The increased use of cryptography could be leading the government into a legal trap where it comes to electronic surveillance, according to a British cryptography expert.
Brian Gladman, an independent cryptography researcher, suggests that the increased use of secure encryption for email communication will mean that the only way for GCHQ, the government's information-gathering headquarters, to intercept communications may be to covertly infiltrate an individual's computer using a Trojan program. That may contravene the 1990 Computer Misuse Act, Gladman argues.
Although the 1994 Intelligence Services Act gives GCHQ certain privileges to intercept communications without a warrant, Gladman says it is unclear whether this relates to the Computer Misuse Act.
"The issue is whether the Intelligence Services Act overrules the Computer Misuse Act. The Intelligence Services Act says that GCHQ is allowed to infiltrate 'things', it doesn't say exactly what. [The] context is also interesting because encryption is going to become much more widely deployed."

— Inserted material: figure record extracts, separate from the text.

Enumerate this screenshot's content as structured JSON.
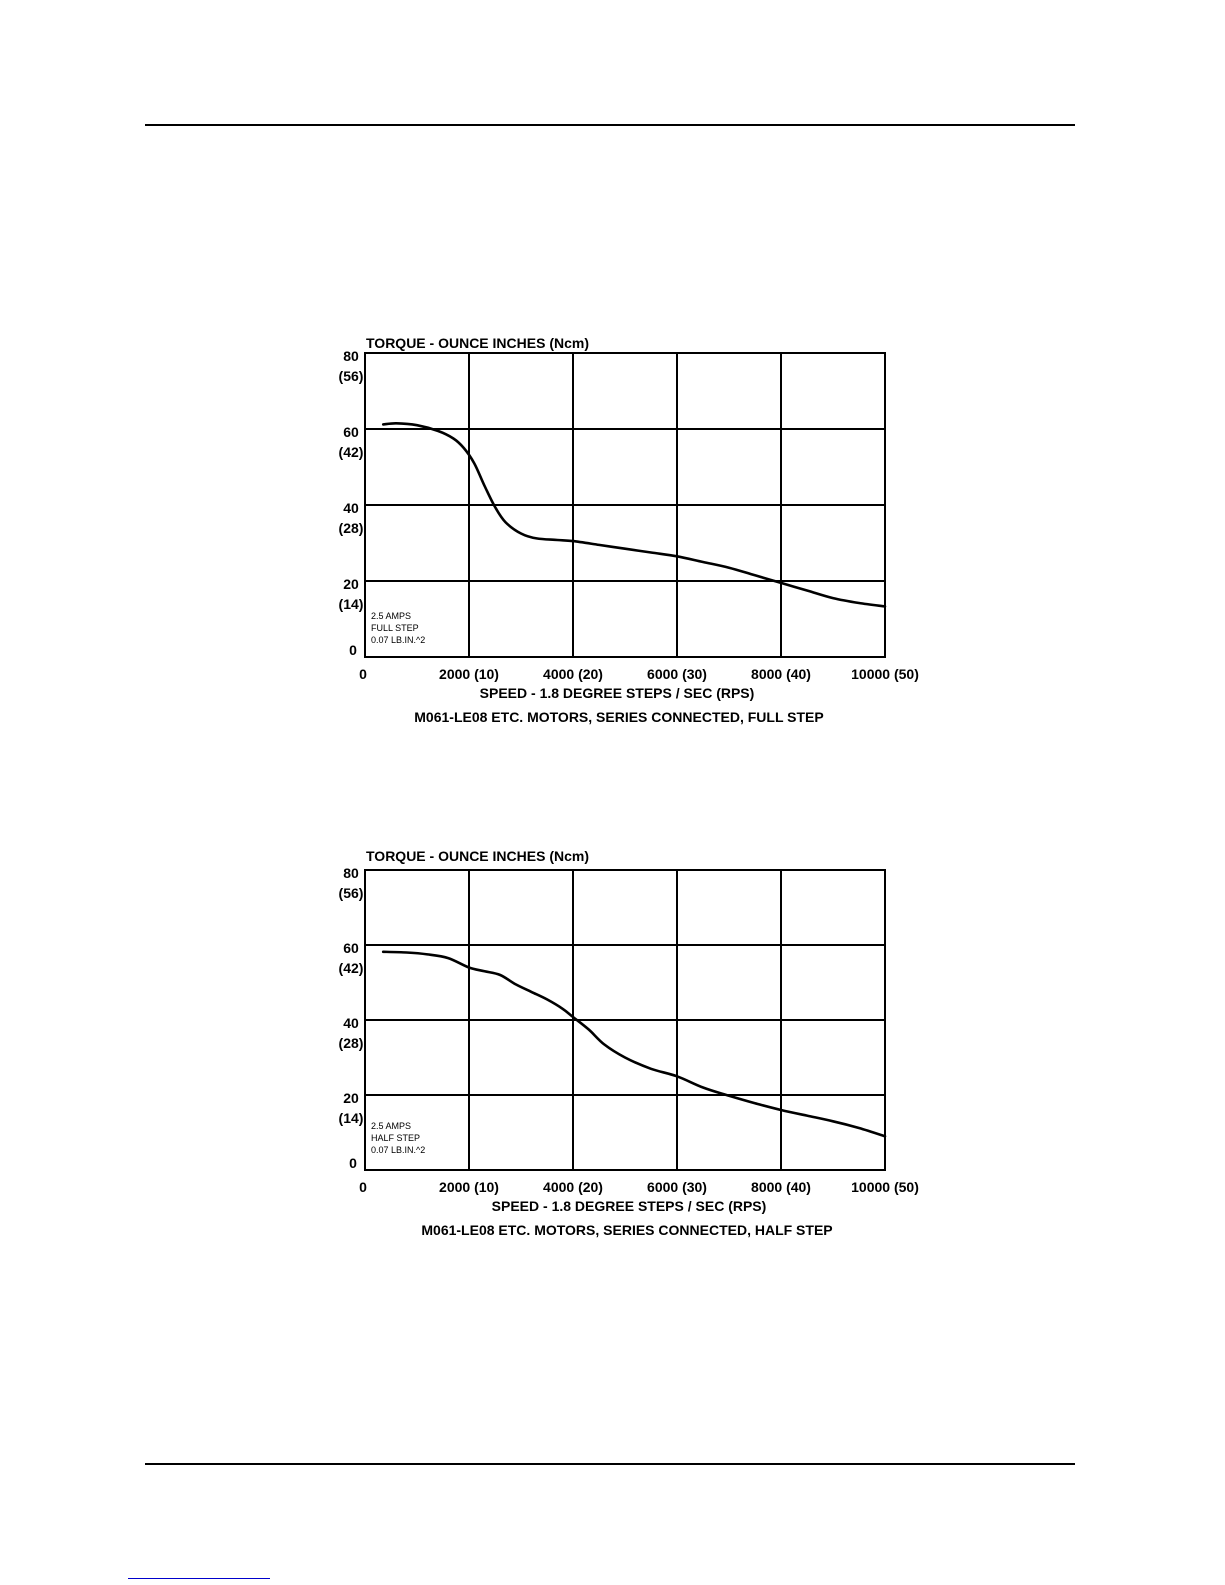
{
  "chart_data": [
    {
      "type": "line",
      "title": "TORQUE - OUNCE INCHES (Ncm)",
      "xlabel": "SPEED - 1.8 DEGREE STEPS / SEC (RPS)",
      "caption": "M061-LE08 ETC. MOTORS, SERIES CONNECTED, FULL STEP",
      "xlim": [
        0,
        10000
      ],
      "ylim": [
        0,
        80
      ],
      "grid": true,
      "x_ticks": [
        {
          "value": 0,
          "label": "0"
        },
        {
          "value": 2000,
          "label": "2000 (10)"
        },
        {
          "value": 4000,
          "label": "4000 (20)"
        },
        {
          "value": 6000,
          "label": "6000 (30)"
        },
        {
          "value": 8000,
          "label": "8000 (40)"
        },
        {
          "value": 10000,
          "label": "10000 (50)"
        }
      ],
      "y_ticks": [
        {
          "value": 0,
          "label": "0",
          "sublabel": ""
        },
        {
          "value": 20,
          "label": "20",
          "sublabel": "(14)"
        },
        {
          "value": 40,
          "label": "40",
          "sublabel": "(28)"
        },
        {
          "value": 60,
          "label": "60",
          "sublabel": "(42)"
        },
        {
          "value": 80,
          "label": "80",
          "sublabel": "(56)"
        }
      ],
      "annotation": [
        "2.5 AMPS",
        "FULL STEP",
        "0.07 LB.IN.^2"
      ],
      "series": [
        {
          "x": [
            350,
            600,
            1000,
            1400,
            1700,
            1900,
            2100,
            2300,
            2500,
            2700,
            3000,
            3300,
            3700,
            4000,
            4500,
            5000,
            5500,
            6000,
            6500,
            7000,
            7500,
            8000,
            8500,
            9000,
            9500,
            10000
          ],
          "values": [
            61.2,
            61.5,
            61,
            59.5,
            57.5,
            55,
            51,
            45,
            39.5,
            35.5,
            32.5,
            31.2,
            30.8,
            30.5,
            29.5,
            28.5,
            27.5,
            26.5,
            25,
            23.5,
            21.5,
            19.5,
            17.5,
            15.5,
            14.2,
            13.3
          ]
        }
      ]
    },
    {
      "type": "line",
      "title": "TORQUE - OUNCE INCHES (Ncm)",
      "xlabel": "SPEED - 1.8 DEGREE STEPS / SEC (RPS)",
      "caption": "M061-LE08 ETC. MOTORS, SERIES CONNECTED, HALF STEP",
      "xlim": [
        0,
        10000
      ],
      "ylim": [
        0,
        80
      ],
      "grid": true,
      "x_ticks": [
        {
          "value": 0,
          "label": "0"
        },
        {
          "value": 2000,
          "label": "2000 (10)"
        },
        {
          "value": 4000,
          "label": "4000 (20)"
        },
        {
          "value": 6000,
          "label": "6000 (30)"
        },
        {
          "value": 8000,
          "label": "8000 (40)"
        },
        {
          "value": 10000,
          "label": "10000 (50)"
        }
      ],
      "y_ticks": [
        {
          "value": 0,
          "label": "0",
          "sublabel": ""
        },
        {
          "value": 20,
          "label": "20",
          "sublabel": "(14)"
        },
        {
          "value": 40,
          "label": "40",
          "sublabel": "(28)"
        },
        {
          "value": 60,
          "label": "60",
          "sublabel": "(42)"
        },
        {
          "value": 80,
          "label": "80",
          "sublabel": "(56)"
        }
      ],
      "annotation": [
        "2.5 AMPS",
        "HALF STEP",
        "0.07 LB.IN.^2"
      ],
      "series": [
        {
          "x": [
            350,
            800,
            1200,
            1600,
            2000,
            2300,
            2600,
            2900,
            3200,
            3500,
            3800,
            4000,
            4300,
            4600,
            5000,
            5500,
            6000,
            6500,
            7000,
            7500,
            8000,
            8500,
            9000,
            9500,
            10000
          ],
          "values": [
            58.2,
            58,
            57.5,
            56.5,
            54,
            53,
            52,
            49.5,
            47.5,
            45.5,
            43,
            40.8,
            37.5,
            33.5,
            30,
            27,
            25,
            22,
            19.8,
            17.8,
            16,
            14.5,
            13,
            11.2,
            9
          ]
        }
      ]
    }
  ]
}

Gladman says that after posting a message to the highly respected cryptography mailing list "ukcrypto" speculating on this issue, GCHQ took down references to its statutory powers to intercept communications from its Web site .
GCHQ maintains it is not breaking the law but is far from clear as to where exactly it stands. A spokesman says, "It's a very tricky question. I'm not aware of any conflict between the Acts. All I can say is that GCHQ operates according to the law and all operations are carried out with the appropriate warrants."